Data collection
Vegetation sampling: I obtained the data on tree
communities from an online repository (Osuri and Sankaran, 2016a). The
dataset comprised of 50 square plots of 30 x 30 m – 31 plots at eight
locations within contiguous forest and 19 plots in eight forest
fragments. All plots were censused during Jan-Dec 2011. Sampled
fragments ranged from 5-10 ha in size, chosen to avoid ongoing or recent
disturbance or human-use.
Vegetation plots were placed at least 50-m from fragment edges and 50-m
apart from each other. The contiguous forest plots were located within a
complex of structurally connected nature reserves adjacent to the
fragments. Shade coffee plantations dominated the land-use in the
human-modified matrix. For more details of the plot locations and
placement, see Osuri and Sankaran (2016b). Species were identified using
field keys, regional floras (Pascal and Ramesh 1997; Ramesh et al. 2007)
and with input from experienced botanists. We excluded about 3% of
individuals as could not be identified to genus or species because they
had no leaves or the canopy was obscured by climbers.
Traits: I used four key functional traits of
plants—seed size, wood density, specific leaf area (SLA) and maximum
height—that were available in the supplementary information included
with Osuri & Sankaran (2016b). Trait data was collected between
November 2011 and January 2013 following standard protocols (Cornelissen
et al. 2003) from trees within or adjacent to the vegetation plots. The
data collection methods have been detailed in Osuri and Sankaran
(2016b). Here, I briefly repeat the main aspects.
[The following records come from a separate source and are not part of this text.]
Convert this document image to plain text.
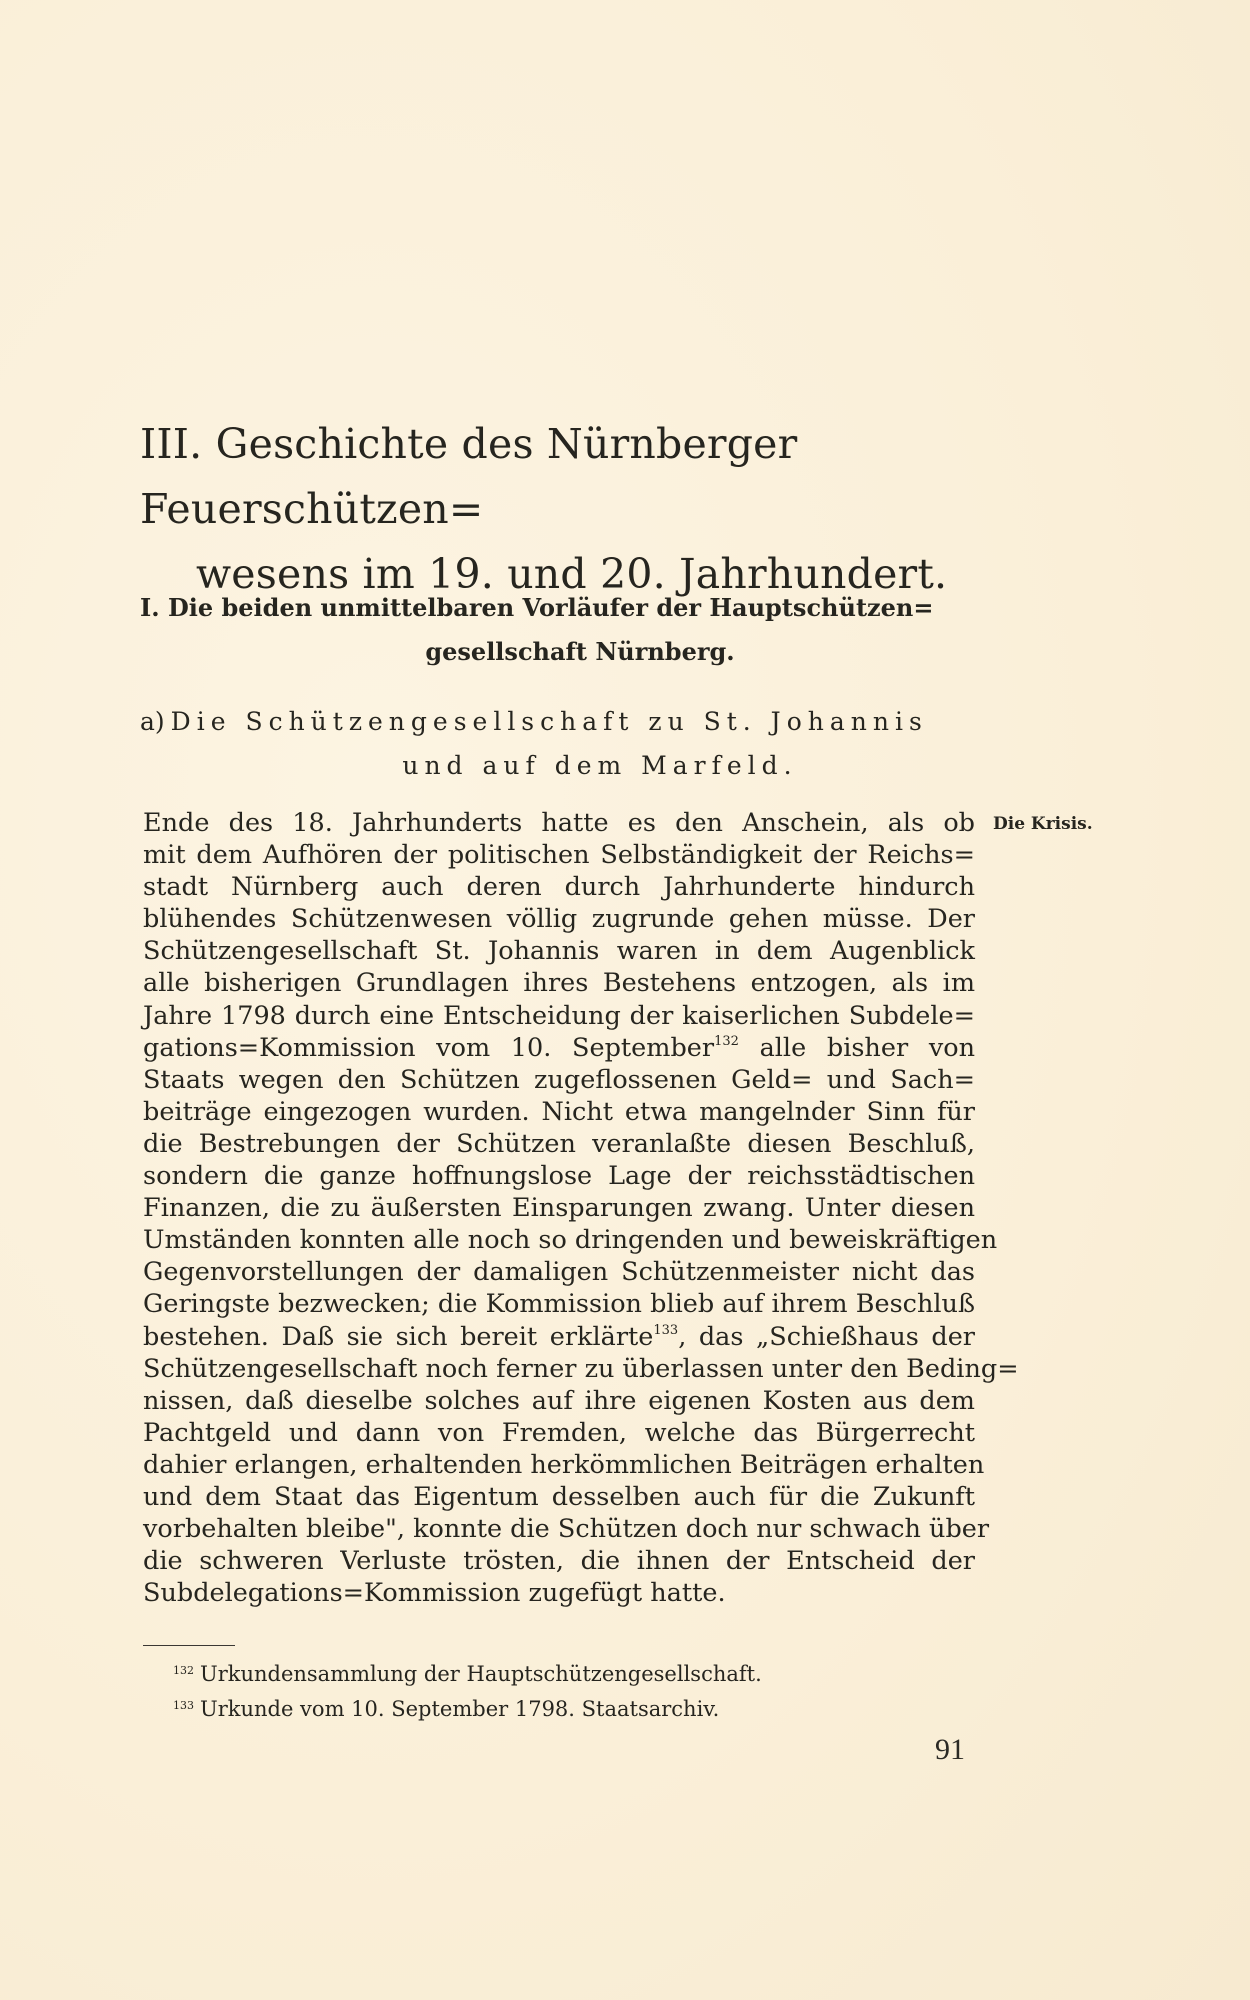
III. Geschichte des Nürnberger Feuerschützen=
wesens im 19. und 20. Jahrhundert.
I. Die beiden unmittelbaren Vorläufer der Hauptschützen=
gesellschaft Nürnberg.
a) Die Schützengesellschaft zu St. Johannis
und auf dem Marfeld.
Die Krisis.
Ende des 18. Jahrhunderts hatte es den Anschein, als ob
mit dem Aufhören der politischen Selbständigkeit der Reichs=
stadt Nürnberg auch deren durch Jahrhunderte hindurch
blühendes Schützenwesen völlig zugrunde gehen müsse. Der
Schützengesellschaft St. Johannis waren in dem Augenblick
alle bisherigen Grundlagen ihres Bestehens entzogen, als im
Jahre 1798 durch eine Entscheidung der kaiserlichen Subdele=
gations=Kommission vom 10. September$^{132}$ alle bisher von
Staats wegen den Schützen zugeflossenen Geld= und Sach=
beiträge eingezogen wurden. Nicht etwa mangelnder Sinn für
die Bestrebungen der Schützen veranlaßte diesen Beschluß,
sondern die ganze hoffnungslose Lage der reichsstädtischen
Finanzen, die zu äußersten Einsparungen zwang. Unter diesen
Umständen konnten alle noch so dringenden und beweiskräftigen
Gegenvorstellungen der damaligen Schützenmeister nicht das
Geringste bezwecken; die Kommission blieb auf ihrem Beschluß
bestehen. Daß sie sich bereit erklärte$^{133}$, das „Schießhaus der
Schützengesellschaft noch ferner zu überlassen unter den Beding=
nissen, daß dieselbe solches auf ihre eigenen Kosten aus dem
Pachtgeld und dann von Fremden, welche das Bürgerrecht
dahier erlangen, erhaltenden herkömmlichen Beiträgen erhalten
und dem Staat das Eigentum desselben auch für die Zukunft
vorbehalten bleibe", konnte die Schützen doch nur schwach über
die schweren Verluste trösten, die ihnen der Entscheid der
Subdelegations=Kommission zugefügt hatte.
$^{132}$ Urkundensammlung der Hauptschützengesellschaft.
$^{133}$ Urkunde vom 10. September 1798. Staatsarchiv.
91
For SLA, five mature, healthy, sun-exposed canopy leaves were collected
per tree at the end of the wet season (October–December) for 358 trees
comprising 79 species. Leaf areas were estimated using the Black Spot
Leaf Area Calculator (Varma and Osuri, 2013), after which leaves were
oven-dried at 60°C for 72 h to obtain dry weights. Wood density was
estimated by dividing dry weight by fresh volume of trunk wood cores
collected with an increment borer, for 352 trees representing 74
species. Thirty-six species for which adequate primary data could not be
collected, wood density was also collated from secondary sources (Chave
et al., 2009). Seed size was quantified as the length of the primary
seed axis, for 34 species (1879 seeds in total). Additionally, seed size
data were obtained from two other mid-elevation evergreen forests in the
Western Ghats (D. Mudappa, unpublished data). For species without
primary measurements, seed lengths were collated from published
secondary sources (Matthew 1983; Saldanha & Ramesh 1984; Ramesh et al.
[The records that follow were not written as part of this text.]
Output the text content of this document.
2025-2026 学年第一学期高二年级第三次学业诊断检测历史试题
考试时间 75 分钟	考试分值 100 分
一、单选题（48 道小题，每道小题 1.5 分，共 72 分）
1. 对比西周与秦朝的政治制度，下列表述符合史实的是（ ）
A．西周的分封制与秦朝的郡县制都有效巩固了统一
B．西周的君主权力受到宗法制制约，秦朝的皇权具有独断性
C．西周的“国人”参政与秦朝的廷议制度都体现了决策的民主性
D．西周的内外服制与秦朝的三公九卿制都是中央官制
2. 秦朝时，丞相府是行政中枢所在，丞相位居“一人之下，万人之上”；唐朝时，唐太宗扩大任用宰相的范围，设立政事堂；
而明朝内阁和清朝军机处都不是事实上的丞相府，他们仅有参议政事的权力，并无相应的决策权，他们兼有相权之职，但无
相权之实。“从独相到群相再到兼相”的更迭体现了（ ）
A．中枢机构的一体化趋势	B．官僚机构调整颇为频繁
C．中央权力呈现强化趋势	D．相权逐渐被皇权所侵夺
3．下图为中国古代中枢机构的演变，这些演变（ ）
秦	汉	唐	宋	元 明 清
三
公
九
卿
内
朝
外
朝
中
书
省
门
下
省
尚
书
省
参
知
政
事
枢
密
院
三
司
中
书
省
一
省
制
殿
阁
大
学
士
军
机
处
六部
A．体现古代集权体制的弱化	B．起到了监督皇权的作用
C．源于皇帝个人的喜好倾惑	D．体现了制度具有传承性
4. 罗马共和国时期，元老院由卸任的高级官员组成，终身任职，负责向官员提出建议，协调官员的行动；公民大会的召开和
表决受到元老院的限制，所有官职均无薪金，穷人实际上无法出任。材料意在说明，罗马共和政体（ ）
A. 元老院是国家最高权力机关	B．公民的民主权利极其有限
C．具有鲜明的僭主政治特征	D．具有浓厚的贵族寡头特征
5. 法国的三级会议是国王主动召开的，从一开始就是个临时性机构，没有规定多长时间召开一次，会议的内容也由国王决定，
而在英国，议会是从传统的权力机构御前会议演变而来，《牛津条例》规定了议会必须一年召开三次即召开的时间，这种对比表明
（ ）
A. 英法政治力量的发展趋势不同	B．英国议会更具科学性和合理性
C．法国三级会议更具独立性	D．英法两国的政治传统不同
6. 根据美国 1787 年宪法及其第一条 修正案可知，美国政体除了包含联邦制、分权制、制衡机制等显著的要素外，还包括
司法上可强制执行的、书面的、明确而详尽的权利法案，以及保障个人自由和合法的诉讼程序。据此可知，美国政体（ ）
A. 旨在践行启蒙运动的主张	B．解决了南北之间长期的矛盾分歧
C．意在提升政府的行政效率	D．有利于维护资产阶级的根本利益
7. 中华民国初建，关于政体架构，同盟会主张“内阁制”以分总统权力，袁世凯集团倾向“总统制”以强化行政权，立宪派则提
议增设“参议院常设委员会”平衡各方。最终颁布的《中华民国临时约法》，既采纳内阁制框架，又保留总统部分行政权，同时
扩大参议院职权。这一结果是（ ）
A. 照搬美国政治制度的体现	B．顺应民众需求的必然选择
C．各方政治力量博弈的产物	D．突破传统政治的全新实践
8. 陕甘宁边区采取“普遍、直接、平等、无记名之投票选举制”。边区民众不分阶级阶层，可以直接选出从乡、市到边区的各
2007). Maximum heights for each species were obtained in the field and
from secondary sources (Matthew 1983; Saldanha & Ramesh 1984; Ramesh et
al. 2007).
Environmental data: I used mean Climatological Water
Deficit (Chave et al., 2014) to quantify site-level variation in
seasonal water stress (Condit et al., 2013; Vicente-Serrano et al.,
2013). CWD, measured in mm/year, is always a negative number since it is
the difference between rainfall and evapotranspiration during dry months
only, and more negative values indicate greater water deficit. Data were
downloaded from the source cited in Chave et al. (2014;
http://chave.ups-tlse.fr/pantropical_allometry.htm#CWD). I also
characterized site-level climate aridity with Annual Evapotranspiration
(AET) data, available at a spatial resolution of 1
km2, and can be downloaded from the CGIAR-CSI
GeoPortal (https://cgiarcsi.community). I also used data from
WorldClim, collated per 1 km2, to characterize
gradients in precipitation and temperature across the study region
(Hijmans et al., 2005). I used mean annual precipitation, mean
precipitation of the driest quarter, mean precipitation of the warmest
quarter, mean annual temperature, mean temperature of the warmest
quarter, and the mean temperature of the driest quarter.